I have not studied Pascal's Wager, knowing it only from its popular expression. The link above gives an introduction of considerable depth to the idea. It's more interesting than I thought.
A frequent objection from atheists is that this wager would have to be placed on dozens, hundreds, and potentially infinite numbers of possible afterlives: you could use up your whole life finding different possibilities to put your little wager on. The similarity of thought from Hinduism/variant Buddhism would seemingly point out that irony. Technically true, of course, but I think it misses an important part of decision-making. The advice is not given to everyone, but to anyone; not to a mass of humanity but to individuals in turn.
While there are infinite possibilities of afterlife to prepare for, most of us are presented with a very few. Furthermore, we need only consider those afterlives/rewards/versions of the universe which could be considered "fair" by at least one definition.

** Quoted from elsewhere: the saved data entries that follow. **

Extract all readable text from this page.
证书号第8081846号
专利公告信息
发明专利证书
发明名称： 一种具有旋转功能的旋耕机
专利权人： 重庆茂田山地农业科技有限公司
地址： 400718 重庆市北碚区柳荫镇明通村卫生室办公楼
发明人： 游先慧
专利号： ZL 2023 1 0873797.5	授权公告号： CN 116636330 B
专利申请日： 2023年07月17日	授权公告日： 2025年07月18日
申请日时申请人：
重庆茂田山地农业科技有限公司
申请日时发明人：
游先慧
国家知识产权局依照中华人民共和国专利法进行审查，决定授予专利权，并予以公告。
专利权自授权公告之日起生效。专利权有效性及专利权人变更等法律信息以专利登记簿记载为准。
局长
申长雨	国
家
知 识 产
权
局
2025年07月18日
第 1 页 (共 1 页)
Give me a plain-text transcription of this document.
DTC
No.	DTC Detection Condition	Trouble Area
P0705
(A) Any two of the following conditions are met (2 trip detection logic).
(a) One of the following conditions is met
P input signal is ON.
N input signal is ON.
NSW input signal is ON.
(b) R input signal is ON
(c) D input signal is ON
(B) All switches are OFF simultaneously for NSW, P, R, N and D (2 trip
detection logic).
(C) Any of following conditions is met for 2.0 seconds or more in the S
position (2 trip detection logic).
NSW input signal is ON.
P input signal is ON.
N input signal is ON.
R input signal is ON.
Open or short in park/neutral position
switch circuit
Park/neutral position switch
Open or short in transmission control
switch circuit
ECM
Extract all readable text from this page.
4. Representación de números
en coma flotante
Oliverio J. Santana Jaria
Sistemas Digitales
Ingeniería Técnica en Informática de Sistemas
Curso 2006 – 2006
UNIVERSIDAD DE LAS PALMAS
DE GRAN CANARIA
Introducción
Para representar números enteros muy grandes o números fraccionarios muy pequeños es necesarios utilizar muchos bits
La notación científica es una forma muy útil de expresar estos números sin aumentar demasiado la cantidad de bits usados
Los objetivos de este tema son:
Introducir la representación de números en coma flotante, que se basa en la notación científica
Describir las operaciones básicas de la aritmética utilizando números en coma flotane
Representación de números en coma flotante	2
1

An unfair god or universe may exist, but then we would have no reason to approach the issue reasonably.
Some few humans might consider it their lot to sift through all the known possibilities, seriously considering Jainism and Zoroastrianism in turn, but most of us would regard such a lifetime as one of the "unfair" possibilities that may be safely disregarded. We are in an era and a society that presents many alternatives - more than most people in history have been exposed to. (Most humans have had "take it or leave it" as their two choices, with perhaps a conquerors or neighbors beliefs as a semi-possible alternative.)
The decision tree reveals a superdominance that you make a wager at least once.